There were fewer pollution deaths from primitive indoor stoves and water contaminated with human and animal waste, so overall pollution deaths in 2019 were about the same as in 2015.
The United States is the only fully industrialised country in the top 10 nations for total pollution deaths, ranking 7th with 142,883 deaths blamed on pollution in 2019, sandwiched between Bangladesh and Ethiopia, according to a new study in the journal The Lancet Planetary Health.
Tuesday's pre-pandemic study is based on calculations derived from the Global Burden of Disease database and the Institute for Health Metrics and Evaluation in Seattle. China reported 22 lakh deaths a year.
When deaths are put on a per population rate, the United States ranks 31st from the bottom at 43.6 pollution deaths per 100,000. Chad and the Central African Republic rank the highest with rates of about 300 pollution deaths per 100,000, more than half of them due to tainted water, while Brunei, Qatar and Iceland have the lowest pollution death rates ranging from 15 to 23. The global average is 117 pollution deaths per 100,000 people.
Pollution kills about the same number of people a year around the world as cigarette smoking and second-hand smoke combined, the study said.
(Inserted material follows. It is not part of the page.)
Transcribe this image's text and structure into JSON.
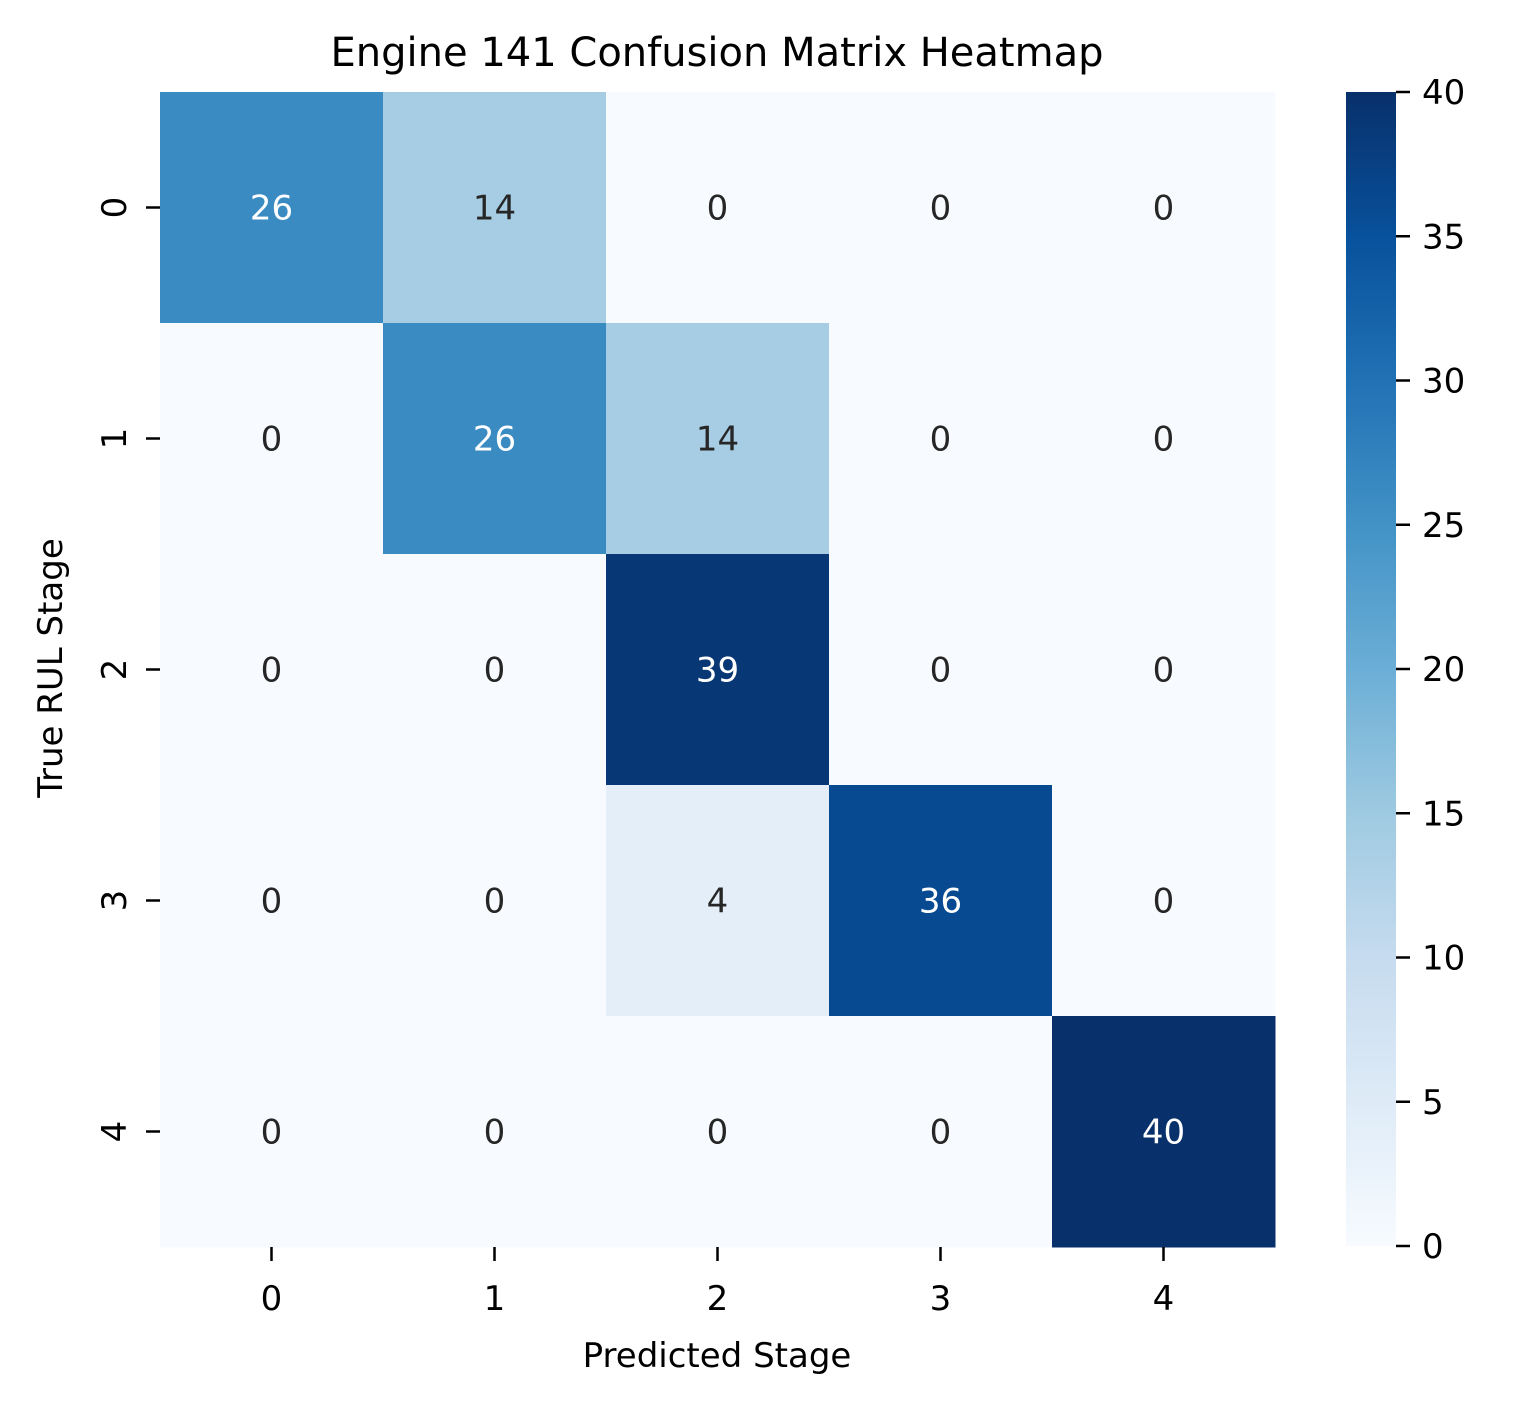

Global estimated deaths by major risk factor or cause
"90 lakh deaths is a lot of deaths," said Philip Landrigan, director of the Global Public Health Program and Global Pollution Observatory at Boston College. The bad news is that it's not decreasing, Landrigan said. "We're making gains in the easy stuff, and we're seeing the more difficult stuff, which is the ambient (outdoor industrial) air pollution and the chemical pollution, still going up."
The certificates for these deaths don't say pollution. "They list heart disease, stroke, lung cancer, other lung issues and diabetes that are tightly correlated with pollution by numerous epidemiological studies," Landrigan said.
In New Delhi, India, air pollution peaks in the winter months, and last year the city saw just two days when the air wasn't considered polluted. It was the first time in four years that the city experienced a clean air day during the winter months.
"That air pollution remains the leading cause of death in South Asia reconfirms what is already known, but the increase in these deaths means that toxic emissions from vehicles and energy generation is increasing," said Anumita Roychowdhury, a director at the advocacy group Centre for Science and Environment in New Delhi.
This data is a reminder of what is going wrong, and that it is an opportunity to fix it, Roychowdhury said.